The briefing warning of what now looks to be a revolutionary crisis in Egypt "happened at the end of last year," O'Sullivan said.
As Talking Points Memo's Susan Crabtree's coverage described it, O'Sullivan was told that Intelligence Committee senators would be asking about presidential briefings on Egypt. Her responses to his questions "did not placate Wyden who immediately grew testy" and complained that it was "unfortunate we're not getting more specifics considering you were put on notice."
This isn't surprising, however, considering O'Sullivan's cheerleading about Obama to the committee that the CIA "is fully on board with his vision, which resonates with us."

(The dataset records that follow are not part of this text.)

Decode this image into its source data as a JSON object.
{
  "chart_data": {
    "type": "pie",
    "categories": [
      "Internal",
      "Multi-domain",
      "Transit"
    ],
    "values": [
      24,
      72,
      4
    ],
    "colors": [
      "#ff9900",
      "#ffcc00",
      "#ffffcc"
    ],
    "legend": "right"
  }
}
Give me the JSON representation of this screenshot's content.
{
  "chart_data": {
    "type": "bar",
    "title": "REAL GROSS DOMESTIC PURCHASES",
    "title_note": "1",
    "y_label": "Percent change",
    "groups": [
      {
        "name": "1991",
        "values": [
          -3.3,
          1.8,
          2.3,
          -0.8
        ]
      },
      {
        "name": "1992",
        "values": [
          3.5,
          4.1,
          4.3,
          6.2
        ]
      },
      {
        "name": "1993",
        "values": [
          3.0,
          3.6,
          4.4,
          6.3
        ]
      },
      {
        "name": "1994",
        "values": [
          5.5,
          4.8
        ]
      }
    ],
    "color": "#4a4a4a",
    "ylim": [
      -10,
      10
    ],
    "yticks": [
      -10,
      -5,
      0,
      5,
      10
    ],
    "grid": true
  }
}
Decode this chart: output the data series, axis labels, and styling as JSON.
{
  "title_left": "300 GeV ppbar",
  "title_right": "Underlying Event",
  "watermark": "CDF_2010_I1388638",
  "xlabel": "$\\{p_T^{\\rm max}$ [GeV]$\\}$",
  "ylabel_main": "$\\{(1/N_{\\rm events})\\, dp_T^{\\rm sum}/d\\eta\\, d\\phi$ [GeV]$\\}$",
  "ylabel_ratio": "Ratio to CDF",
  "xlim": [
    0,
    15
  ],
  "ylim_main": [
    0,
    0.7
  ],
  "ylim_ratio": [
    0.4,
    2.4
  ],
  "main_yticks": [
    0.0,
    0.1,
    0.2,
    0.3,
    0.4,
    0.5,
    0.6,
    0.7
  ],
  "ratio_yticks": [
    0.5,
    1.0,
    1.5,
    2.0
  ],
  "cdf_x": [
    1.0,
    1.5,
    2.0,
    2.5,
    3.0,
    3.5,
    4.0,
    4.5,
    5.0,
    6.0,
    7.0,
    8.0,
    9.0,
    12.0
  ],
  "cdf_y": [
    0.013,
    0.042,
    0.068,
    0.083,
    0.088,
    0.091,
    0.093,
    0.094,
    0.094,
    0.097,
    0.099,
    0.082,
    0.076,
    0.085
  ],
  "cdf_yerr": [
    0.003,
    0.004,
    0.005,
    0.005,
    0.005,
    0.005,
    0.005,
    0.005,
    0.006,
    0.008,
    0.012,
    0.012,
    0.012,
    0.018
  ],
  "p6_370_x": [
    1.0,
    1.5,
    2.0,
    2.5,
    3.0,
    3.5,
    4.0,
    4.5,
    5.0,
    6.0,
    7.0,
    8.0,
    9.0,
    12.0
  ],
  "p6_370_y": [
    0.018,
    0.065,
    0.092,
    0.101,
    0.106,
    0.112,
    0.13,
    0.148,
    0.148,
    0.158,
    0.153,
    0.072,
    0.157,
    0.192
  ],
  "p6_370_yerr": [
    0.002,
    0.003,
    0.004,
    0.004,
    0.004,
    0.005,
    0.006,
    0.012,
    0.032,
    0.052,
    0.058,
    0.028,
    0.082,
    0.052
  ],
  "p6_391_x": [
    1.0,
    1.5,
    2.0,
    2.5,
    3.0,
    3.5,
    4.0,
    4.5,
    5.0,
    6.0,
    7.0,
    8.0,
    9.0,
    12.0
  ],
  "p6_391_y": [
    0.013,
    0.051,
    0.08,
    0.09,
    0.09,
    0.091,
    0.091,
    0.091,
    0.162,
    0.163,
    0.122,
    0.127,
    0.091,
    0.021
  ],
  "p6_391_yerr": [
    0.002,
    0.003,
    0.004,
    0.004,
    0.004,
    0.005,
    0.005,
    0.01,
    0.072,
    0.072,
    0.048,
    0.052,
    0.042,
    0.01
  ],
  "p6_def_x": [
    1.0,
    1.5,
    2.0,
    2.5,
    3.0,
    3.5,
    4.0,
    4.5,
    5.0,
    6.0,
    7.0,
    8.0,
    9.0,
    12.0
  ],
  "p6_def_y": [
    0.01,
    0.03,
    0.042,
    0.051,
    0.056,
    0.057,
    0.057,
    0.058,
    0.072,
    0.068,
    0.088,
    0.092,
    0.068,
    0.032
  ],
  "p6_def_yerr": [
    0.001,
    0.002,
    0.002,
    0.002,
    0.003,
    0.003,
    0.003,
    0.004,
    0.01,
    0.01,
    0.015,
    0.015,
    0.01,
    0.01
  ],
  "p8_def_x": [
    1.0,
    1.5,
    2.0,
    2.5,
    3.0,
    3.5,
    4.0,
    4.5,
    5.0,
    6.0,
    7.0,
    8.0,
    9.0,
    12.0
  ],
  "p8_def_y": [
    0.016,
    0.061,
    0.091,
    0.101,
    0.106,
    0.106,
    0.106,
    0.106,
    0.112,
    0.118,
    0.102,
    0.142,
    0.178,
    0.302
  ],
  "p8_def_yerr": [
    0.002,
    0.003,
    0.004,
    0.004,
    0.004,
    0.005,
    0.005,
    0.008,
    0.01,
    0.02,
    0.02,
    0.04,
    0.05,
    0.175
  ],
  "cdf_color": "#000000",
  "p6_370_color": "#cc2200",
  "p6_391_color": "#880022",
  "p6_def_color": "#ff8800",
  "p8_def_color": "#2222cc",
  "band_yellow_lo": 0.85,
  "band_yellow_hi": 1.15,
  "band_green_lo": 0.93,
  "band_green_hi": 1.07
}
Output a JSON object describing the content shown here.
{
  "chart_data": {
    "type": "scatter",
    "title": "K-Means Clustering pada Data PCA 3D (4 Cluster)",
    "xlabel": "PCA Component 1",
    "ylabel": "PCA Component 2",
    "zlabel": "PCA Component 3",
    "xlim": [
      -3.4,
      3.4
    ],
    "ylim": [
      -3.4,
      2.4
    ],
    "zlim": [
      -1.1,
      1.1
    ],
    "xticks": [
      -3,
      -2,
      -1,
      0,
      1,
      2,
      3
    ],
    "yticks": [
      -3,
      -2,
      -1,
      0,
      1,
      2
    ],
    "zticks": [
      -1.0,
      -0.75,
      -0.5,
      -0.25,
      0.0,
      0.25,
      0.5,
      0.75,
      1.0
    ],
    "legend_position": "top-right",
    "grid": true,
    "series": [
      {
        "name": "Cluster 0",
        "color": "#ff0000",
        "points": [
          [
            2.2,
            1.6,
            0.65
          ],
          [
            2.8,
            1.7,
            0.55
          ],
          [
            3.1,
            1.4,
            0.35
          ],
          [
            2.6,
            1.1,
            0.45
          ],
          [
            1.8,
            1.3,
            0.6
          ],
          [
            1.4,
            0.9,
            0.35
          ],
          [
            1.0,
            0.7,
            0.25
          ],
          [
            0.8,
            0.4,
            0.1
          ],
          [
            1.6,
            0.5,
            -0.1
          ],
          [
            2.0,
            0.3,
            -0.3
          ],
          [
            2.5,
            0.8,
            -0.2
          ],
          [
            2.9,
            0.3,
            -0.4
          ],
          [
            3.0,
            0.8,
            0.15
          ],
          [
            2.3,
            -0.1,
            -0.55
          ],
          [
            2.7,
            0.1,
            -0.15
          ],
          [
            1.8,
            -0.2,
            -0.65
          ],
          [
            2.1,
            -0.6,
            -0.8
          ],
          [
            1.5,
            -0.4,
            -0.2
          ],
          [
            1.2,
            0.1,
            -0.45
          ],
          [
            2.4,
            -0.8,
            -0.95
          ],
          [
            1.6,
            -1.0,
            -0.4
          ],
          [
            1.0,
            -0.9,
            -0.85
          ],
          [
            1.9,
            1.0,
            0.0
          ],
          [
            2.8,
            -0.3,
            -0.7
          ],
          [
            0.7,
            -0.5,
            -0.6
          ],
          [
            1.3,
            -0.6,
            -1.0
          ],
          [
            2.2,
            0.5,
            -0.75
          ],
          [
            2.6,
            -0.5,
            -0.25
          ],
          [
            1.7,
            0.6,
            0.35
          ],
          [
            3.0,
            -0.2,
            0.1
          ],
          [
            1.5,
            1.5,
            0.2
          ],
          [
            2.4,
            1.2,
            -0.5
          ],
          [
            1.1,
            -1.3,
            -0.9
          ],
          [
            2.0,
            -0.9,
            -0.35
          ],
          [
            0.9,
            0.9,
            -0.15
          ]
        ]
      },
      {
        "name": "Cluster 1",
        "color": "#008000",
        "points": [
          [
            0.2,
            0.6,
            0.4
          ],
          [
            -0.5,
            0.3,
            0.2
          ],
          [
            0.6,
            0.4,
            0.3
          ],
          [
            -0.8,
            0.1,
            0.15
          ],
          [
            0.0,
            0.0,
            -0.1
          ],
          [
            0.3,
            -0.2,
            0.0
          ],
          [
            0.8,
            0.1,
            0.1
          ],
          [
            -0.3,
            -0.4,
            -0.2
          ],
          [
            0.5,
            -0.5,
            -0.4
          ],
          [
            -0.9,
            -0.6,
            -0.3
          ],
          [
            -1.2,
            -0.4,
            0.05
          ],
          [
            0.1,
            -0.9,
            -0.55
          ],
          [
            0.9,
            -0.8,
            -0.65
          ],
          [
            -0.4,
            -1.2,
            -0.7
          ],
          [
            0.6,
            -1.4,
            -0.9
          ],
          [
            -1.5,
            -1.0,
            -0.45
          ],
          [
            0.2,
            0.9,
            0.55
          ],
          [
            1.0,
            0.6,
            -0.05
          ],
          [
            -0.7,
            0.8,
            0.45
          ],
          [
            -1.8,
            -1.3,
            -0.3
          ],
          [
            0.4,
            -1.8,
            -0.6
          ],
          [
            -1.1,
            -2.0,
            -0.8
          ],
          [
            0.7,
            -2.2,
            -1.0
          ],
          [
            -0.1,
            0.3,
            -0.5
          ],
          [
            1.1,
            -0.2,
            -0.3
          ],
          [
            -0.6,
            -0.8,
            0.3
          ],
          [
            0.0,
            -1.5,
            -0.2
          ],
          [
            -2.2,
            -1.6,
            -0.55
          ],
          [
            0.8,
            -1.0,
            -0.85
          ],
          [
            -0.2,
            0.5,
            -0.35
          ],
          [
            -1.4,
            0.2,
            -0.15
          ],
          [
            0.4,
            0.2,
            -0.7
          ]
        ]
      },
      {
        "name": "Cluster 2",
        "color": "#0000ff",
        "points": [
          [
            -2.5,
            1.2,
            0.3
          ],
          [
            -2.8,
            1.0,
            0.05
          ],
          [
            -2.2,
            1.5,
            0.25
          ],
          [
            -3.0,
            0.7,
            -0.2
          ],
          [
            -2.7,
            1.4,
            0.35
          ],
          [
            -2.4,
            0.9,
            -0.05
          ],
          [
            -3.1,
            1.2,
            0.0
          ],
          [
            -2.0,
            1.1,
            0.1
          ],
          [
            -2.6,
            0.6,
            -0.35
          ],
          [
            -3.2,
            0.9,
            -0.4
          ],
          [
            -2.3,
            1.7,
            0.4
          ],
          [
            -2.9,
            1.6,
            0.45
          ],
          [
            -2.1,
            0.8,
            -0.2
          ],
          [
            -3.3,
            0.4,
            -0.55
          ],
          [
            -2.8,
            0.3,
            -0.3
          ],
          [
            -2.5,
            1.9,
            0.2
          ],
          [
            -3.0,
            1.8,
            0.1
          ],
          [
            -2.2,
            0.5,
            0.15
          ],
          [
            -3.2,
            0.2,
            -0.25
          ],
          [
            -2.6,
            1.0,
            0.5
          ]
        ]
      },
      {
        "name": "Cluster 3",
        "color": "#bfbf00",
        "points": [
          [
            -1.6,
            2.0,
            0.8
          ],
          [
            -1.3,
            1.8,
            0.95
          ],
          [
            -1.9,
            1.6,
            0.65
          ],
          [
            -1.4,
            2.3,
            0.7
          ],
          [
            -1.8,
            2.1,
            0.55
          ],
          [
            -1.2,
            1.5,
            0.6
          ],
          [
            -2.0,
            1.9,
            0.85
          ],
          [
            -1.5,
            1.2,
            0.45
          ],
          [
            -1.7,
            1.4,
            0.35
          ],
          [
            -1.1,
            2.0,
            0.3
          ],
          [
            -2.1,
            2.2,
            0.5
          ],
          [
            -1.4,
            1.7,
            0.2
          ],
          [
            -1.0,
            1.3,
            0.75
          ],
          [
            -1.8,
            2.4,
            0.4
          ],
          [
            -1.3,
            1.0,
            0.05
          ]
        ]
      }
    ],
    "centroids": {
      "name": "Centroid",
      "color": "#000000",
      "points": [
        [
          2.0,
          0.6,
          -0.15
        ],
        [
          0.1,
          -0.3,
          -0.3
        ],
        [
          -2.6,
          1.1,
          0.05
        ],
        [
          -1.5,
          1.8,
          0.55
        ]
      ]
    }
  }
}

The panel's ranking Republican, Sen. Saxby Chambliss of Georgia, got O'Sullivan to commit to providing to the senators, within a week and a half, written details of all recent presidential briefings on Egypt. As Chambliss quipped, "We need to make sure we're evaluating the quality of information that's getting to the No. 1 customer, which is the president."
But what about when that No. 1 customer isn't making effective use of the information he gets?
Egypt's government could now fall into the hands — or at least the great influence — of the Muslim Brotherhood. That strongest opposition bloc in Egypt is actually a global jihadist organization dedicated to destroying Western civilization. The Brotherhood wants to impose Shariah law in as many places as possible.
And Egypt's fall could set in motion the dominoes of Jordan, Yemen, and even Saudi Arabia.
With so much at stake, what did the president do when the CIA told him late last year that the Egyptian cauldron was bubbling? Not much of any real effect, it appears. How hollow the president's smug assurances now sound from his much-touted 2007 Foreign Affairs magazine article, "Renewing American Leadership."
"Sustained American leadership for peace and security will require patient effort and the personal commitment of the president of the United States," then-Sen. Obama assured readers. "Throughout the Middle East, we must harness American power to reinvigorate American diplomacy.
"Tough-minded diplomacy, backed by the whole range of instruments of American power — political, economic, and military — could bring success even when dealing with long-standing adversaries such as Iran and Syria."
When you're arrogant enough to think you'll be solving the arduous threats of Iran and Syria, is it a surprise when you're caught with your pants down over keeping an ally like Egypt stable?